U.S Automakers in take different tack

Employees who make the iconic Jeep Wrangler went back to their jobs last week after a two-month layoff at Chrysler Group LLC's Toledo Jeep Assembly complex, returning to a new company with new ways of production. But as the global meltdown of the automotive industry continues, foreign auto companies are taking a different tack with their employees than did Chrysler, General Motors Corp., and Ford Motor Co.

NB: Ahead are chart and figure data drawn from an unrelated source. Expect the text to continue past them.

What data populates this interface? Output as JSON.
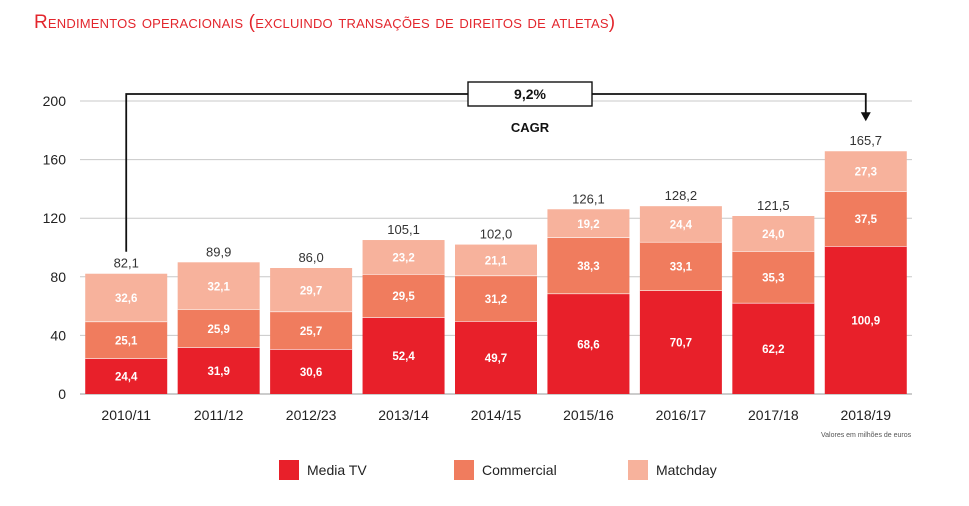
{
  "title": "Rendimentos operacionais (excluindo transações de direitos de atletas)",
  "note": "Valores em milhões de euros",
  "colors": {
    "media_tv": "#e8202a",
    "commercial": "#f07c5e",
    "matchday": "#f7b29c"
  },
  "chart_data": {
    "type": "bar",
    "stacked": true,
    "categories": [
      "2010/11",
      "2011/12",
      "2012/23",
      "2013/14",
      "2014/15",
      "2015/16",
      "2016/17",
      "2017/18",
      "2018/19"
    ],
    "series": [
      {
        "name": "Media TV",
        "values": [
          24.4,
          31.9,
          30.6,
          52.4,
          49.7,
          68.6,
          70.7,
          62.2,
          100.9
        ],
        "labels": [
          "24,4",
          "31,9",
          "30,6",
          "52,4",
          "49,7",
          "68,6",
          "70,7",
          "62,2",
          "100,9"
        ]
      },
      {
        "name": "Commercial",
        "values": [
          25.1,
          25.9,
          25.7,
          29.5,
          31.2,
          38.3,
          33.1,
          35.3,
          37.5
        ],
        "labels": [
          "25,1",
          "25,9",
          "25,7",
          "29,5",
          "31,2",
          "38,3",
          "33,1",
          "35,3",
          "37,5"
        ]
      },
      {
        "name": "Matchday",
        "values": [
          32.6,
          32.1,
          29.7,
          23.2,
          21.1,
          19.2,
          24.4,
          24.0,
          27.3
        ],
        "labels": [
          "32,6",
          "32,1",
          "29,7",
          "23,2",
          "21,1",
          "19,2",
          "24,4",
          "24,0",
          "27,3"
        ]
      }
    ],
    "totals": [
      82.1,
      89.9,
      86.0,
      105.1,
      102.0,
      126.1,
      128.2,
      121.5,
      165.7
    ],
    "total_labels": [
      "82,1",
      "89,9",
      "86,0",
      "105,1",
      "102,0",
      "126,1",
      "128,2",
      "121,5",
      "165,7"
    ],
    "yticks": [
      0,
      40,
      80,
      120,
      160,
      200
    ],
    "ylim": [
      0,
      200
    ],
    "grid": true,
    "annotation": {
      "value": "9,2%",
      "label": "CAGR",
      "from": "2010/11",
      "to": "2018/19"
    },
    "legend": {
      "position": "bottom",
      "items": [
        "Media TV",
        "Commercial",
        "Matchday"
      ]
    }
  }
}
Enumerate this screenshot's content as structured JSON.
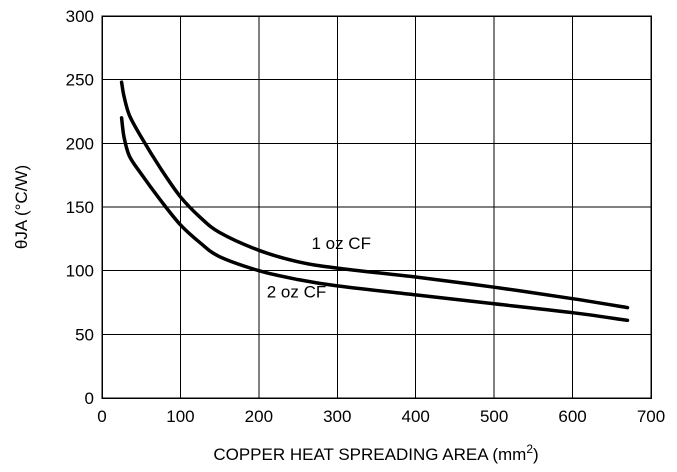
{
  "chart_data": {
    "type": "line",
    "xlabel": "COPPER HEAT SPREADING AREA (mm",
    "xlabel_sup": "2",
    "xlabel_end": ")",
    "ylabel": "θJA (°C/W)",
    "xlim": [
      0,
      700
    ],
    "ylim": [
      0,
      300
    ],
    "xticks": [
      0,
      100,
      200,
      300,
      400,
      500,
      600,
      700
    ],
    "yticks": [
      0,
      50,
      100,
      150,
      200,
      250,
      300
    ],
    "grid": true,
    "series": [
      {
        "name": "1 oz CF",
        "x": [
          25,
          28,
          35,
          50,
          75,
          100,
          125,
          150,
          200,
          250,
          300,
          400,
          500,
          600,
          670
        ],
        "y": [
          248,
          237,
          222,
          205,
          180,
          158,
          142,
          130,
          116,
          107,
          102,
          95,
          87,
          78,
          71
        ]
      },
      {
        "name": "2 oz CF",
        "x": [
          25,
          28,
          35,
          50,
          75,
          100,
          125,
          150,
          200,
          250,
          300,
          400,
          500,
          600,
          670
        ],
        "y": [
          220,
          205,
          190,
          176,
          155,
          136,
          122,
          111,
          100,
          93,
          88,
          81,
          74,
          67,
          61
        ]
      }
    ],
    "annotations": [
      {
        "text": "1 oz CF",
        "x": 305,
        "y": 117
      },
      {
        "text": "2 oz CF",
        "x": 248,
        "y": 79
      }
    ]
  }
}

Instead of long periods of layoffs, the permanent workers of foreign automakers are still collecting paychecks, albeit smaller ones in most cases. "The international automakers have two types of employees: permanent employees and contract or temporary employees," explained David Cole, director of the Center for Automotive Research, a respected auto industry think tank in Ann Arbor. "When things get soft, the temporary employees are gone, instantly." Almost all of the 16 nonunionized plants in the United States owned by foreign automakers have reduced their production in recent months, have cut or eliminated their temporary workers, and have reduced their hours.They've offered buyout packages to older workers and slowed production lines in some cases to respond to the biggest drop in auto sales in decades. The moves match cuts that the foreign automakers have made in their other plants around the world, including those in their home countries, analysts and company officials say. U.S.-based automakers are fighting an uphill battle to compete in a shrinking global marketplace against companies from low-cost countries with restricted markets, such as South Korea. Policy experts, such as Mr. Cole, suggest the auto industry crisis crippling two of the three domestic automakers is decades in the making and won't be fixed until lawmakers decide whether the United States should continue to be in the business of building things. "We're the only industrialized economy in the world that, at a policy level, doesn't understand manufacturing," Mr. Cole said. "We think tech is really neat or financial services are really neat, but tech or financial services are only valuable as they relate to something that has value - something that is made." The world's largest automaker, Toyota Motor Corp., this year posted its first annual loss in 70 years.